À Guédiawaye, la justice a voulu marquer les esprits face à ce que le parquet a qualifié de « dégradation inquiétante des mœurs ». Jugée en flagrants délits devant le Tribunal de Pikine-Guédiawaye, l’affaire du réseau de production et de diffusion de vidéos pornographiques récemment démantelée par la Brigade de recherches de Keur Massar s’est achevée par des condamnations contrastées.
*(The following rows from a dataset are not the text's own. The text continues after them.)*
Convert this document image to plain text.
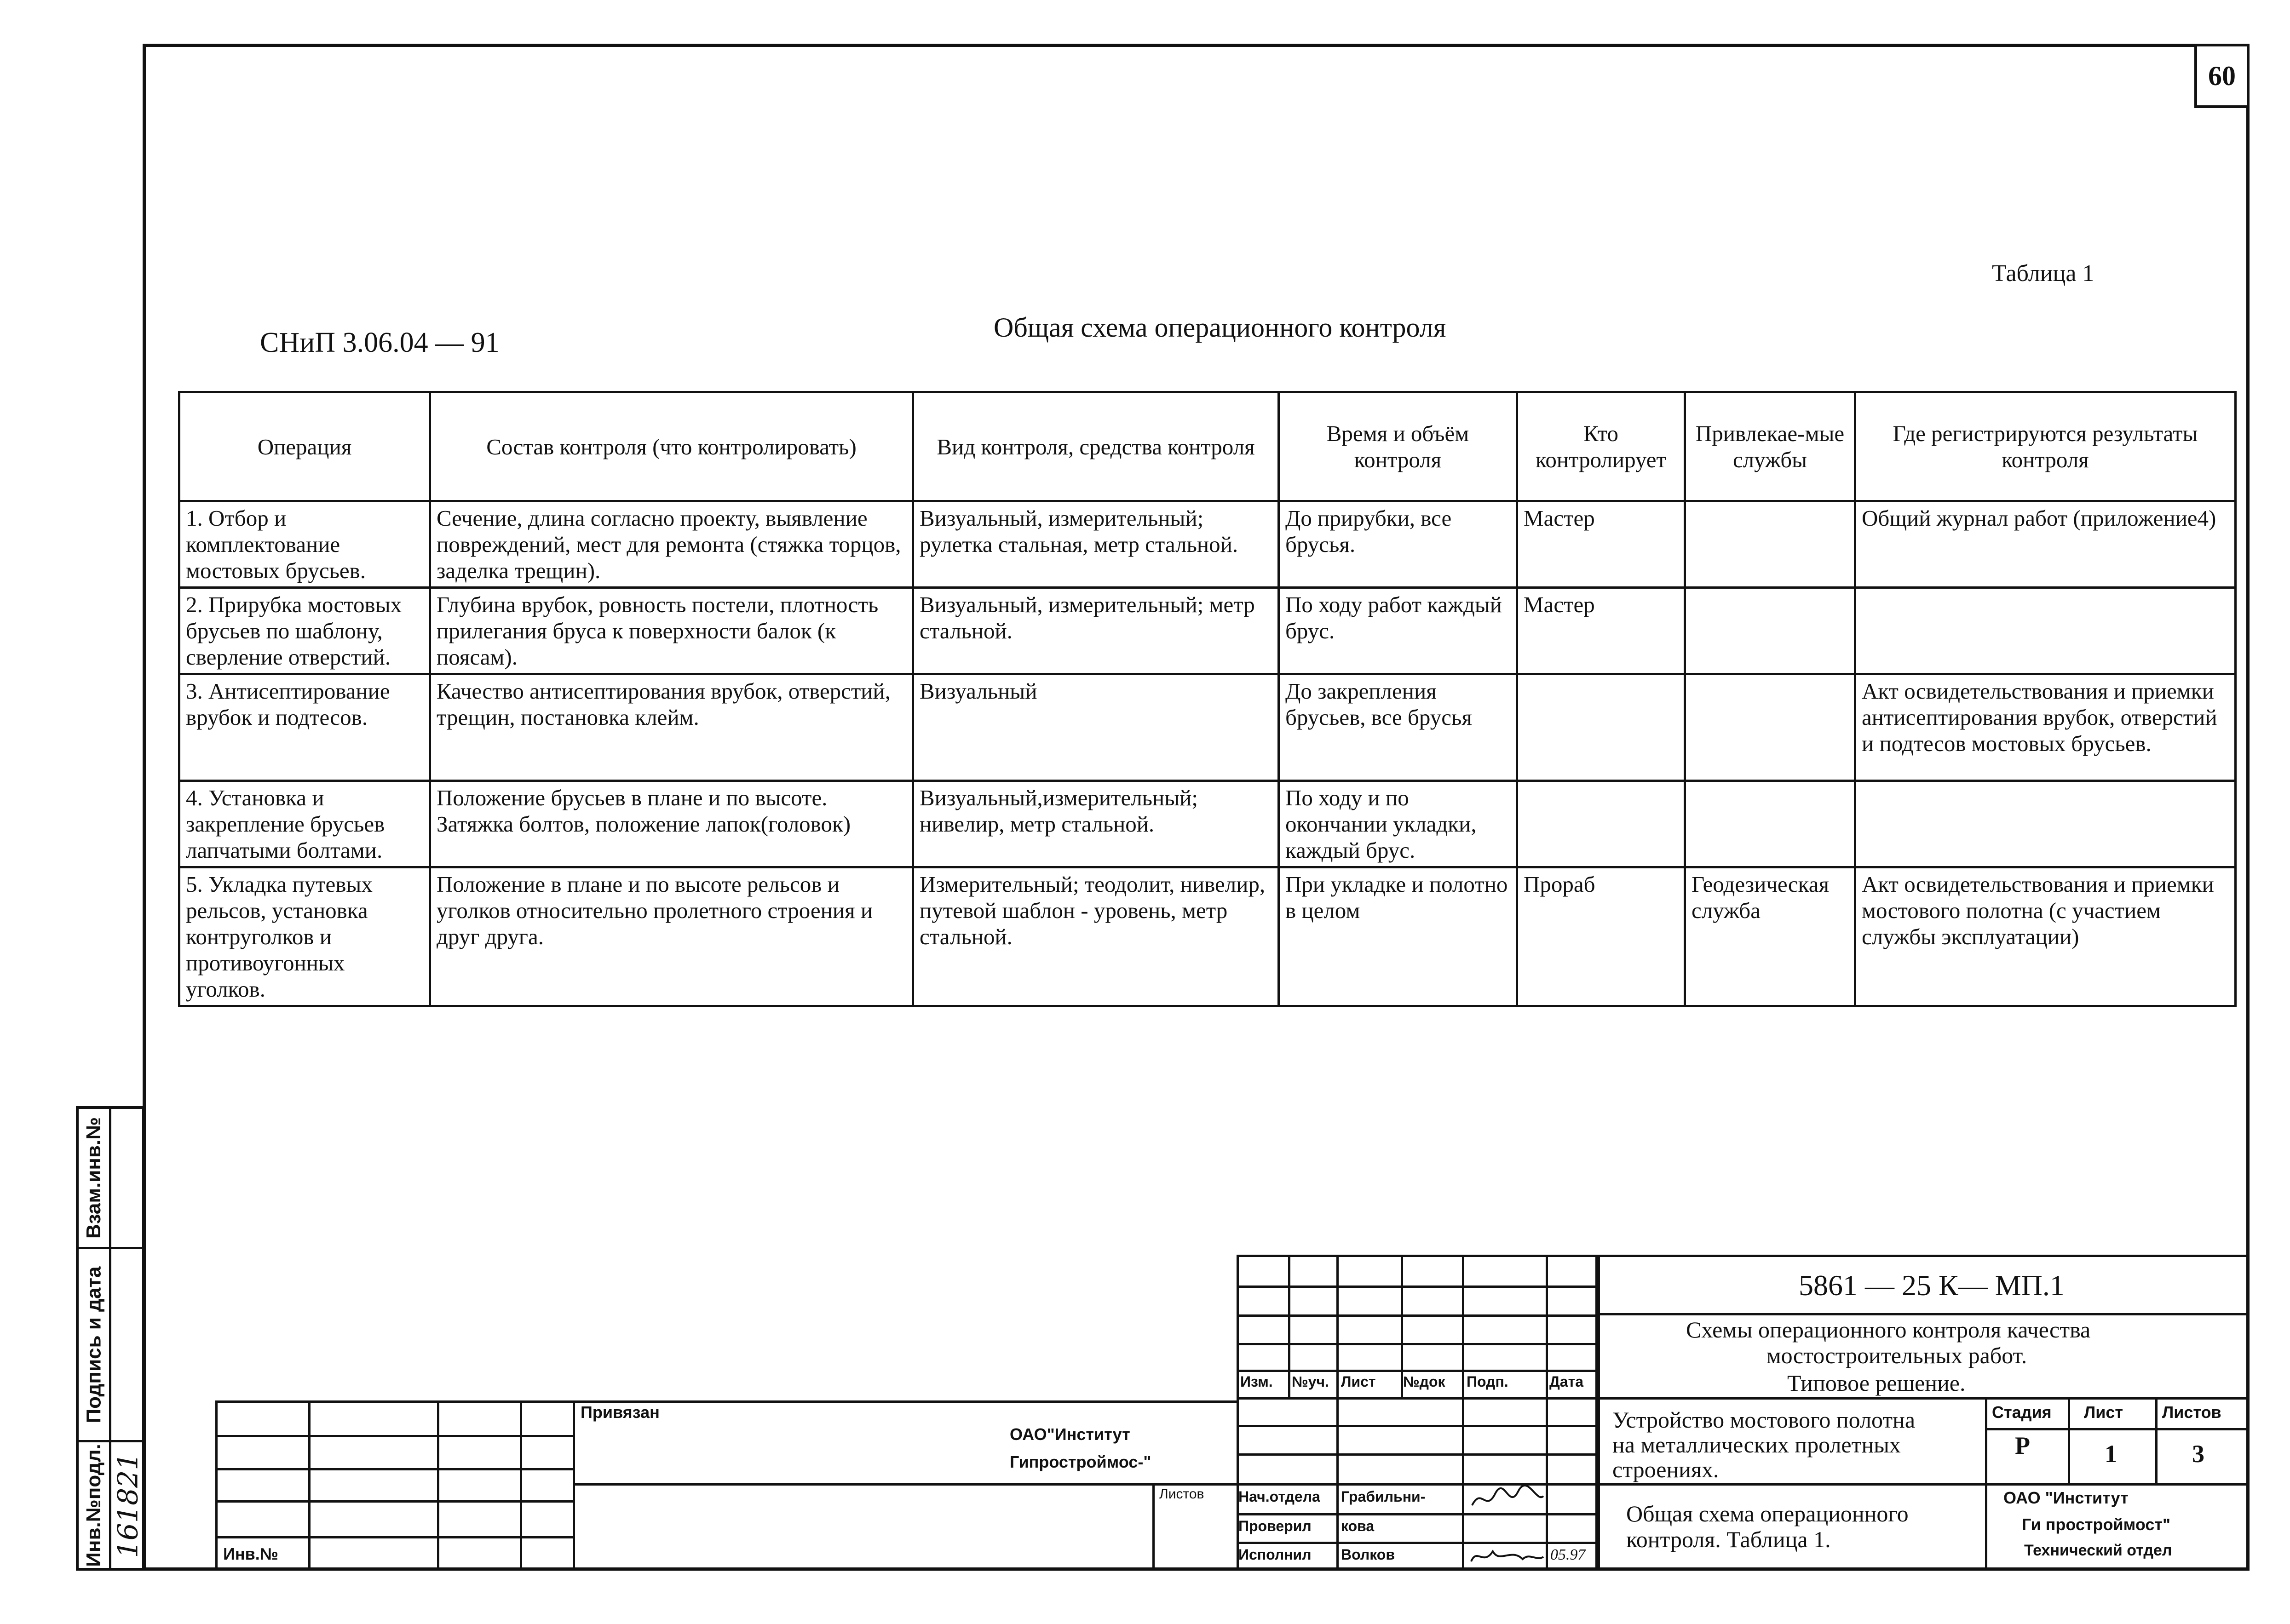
60
Таблица 1
СНиП 3.06.04 — 91	Общая схема операционного контроля
Операция	Состав контроля (что контролировать)	Вид контроля, средства контроля	Время и объём контроля	Кто контролирует	Привлекае-мые службы	Где регистрируются результаты контроля
1. Отбор и комплектование мостовых брусьев.	Сечение, длина согласно проекту, выявление повреждений, мест для ремонта (стяжка торцов, заделка трещин).	Визуальный, измерительный; рулетка стальная, метр стальной.	До прирубки, все брусья.	Мастер		Общий журнал работ (приложение4)
2. Прирубка мостовых брусьев по шаблону, сверление отверстий.	Глубина врубок, ровность постели, плотность прилегания бруса к поверхности балок (к поясам).	Визуальный, измерительный; метр стальной.	По ходу работ каждый брус.	Мастер		
3. Антисептирование врубок и подтесов.	Качество антисептирования врубок, отверстий, трещин, постановка клейм.	Визуальный	До закрепления брусьев, все брусья			Акт освидетельствования и приемки антисептирования врубок, отверстий и подтесов мостовых брусьев.
4. Установка и закрепление брусьев лапчатыми болтами.	Положение брусьев в плане и по высоте. Затяжка болтов, положение лапок(головок)	Визуальный,измерительный; нивелир, метр стальной.	По ходу и по окончании укладки, каждый брус.			
5. Укладка путевых рельсов, установка контруголков и противоугонных уголков.	Положение в плане и по высоте рельсов и уголков относительно пролетного строения и друг друга.	Измерительный; теодолит, нивелир, путевой шаблон - уровень, метр стальной.	При укладке и полотно в целом	Прораб	Геодезическая служба	Акт освидетельствования и приемки мостового полотна (с участием службы эксплуатации)
Взам.инв.№
Подпись и дата
Инв.№подл. 161821
Привязан
ОАО"Институт
Гипростроймос-"
Инв.№
Листов
Изм. №уч. Лист №док Подп.	Дата
Нач.отдела Грабильни-
Проверил кова
Исполнил Волков	05.97
5861 — 25 К— МП.1
Схемы операционного контроля качества
мостостроительных работ.
Типовое решение.
Устройство мостового полотна
на металлических пролетных
строениях.
Стадия Лист Листов
Р	1	3
Общая схема операционного
контроля. Таблица 1.
ОАО "Институт
Ги простроймост"
Технический отдел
Un dossier sensible et retentissant dont L’Observateur révèle les dessous.
L’affaire avait profondément choqué l’opinion publique, tant par son ampleur que par la sophistication de son mode opératoire. Le lundi 1er janvier 2026, les éléments de la Brigade de recherches de Keur Massar mettaient un terme aux activités d’un réseau structuré opérant à Dakar et dans sa banlieue, avec des ramifications bien au-delà des frontières nationales, notamment en Europe. L’opération a permis la saisie de 152 vidéos à caractère pornographique et l’interpellation de cinq personnes, dont celui présenté comme le principal réalisateur des contenus.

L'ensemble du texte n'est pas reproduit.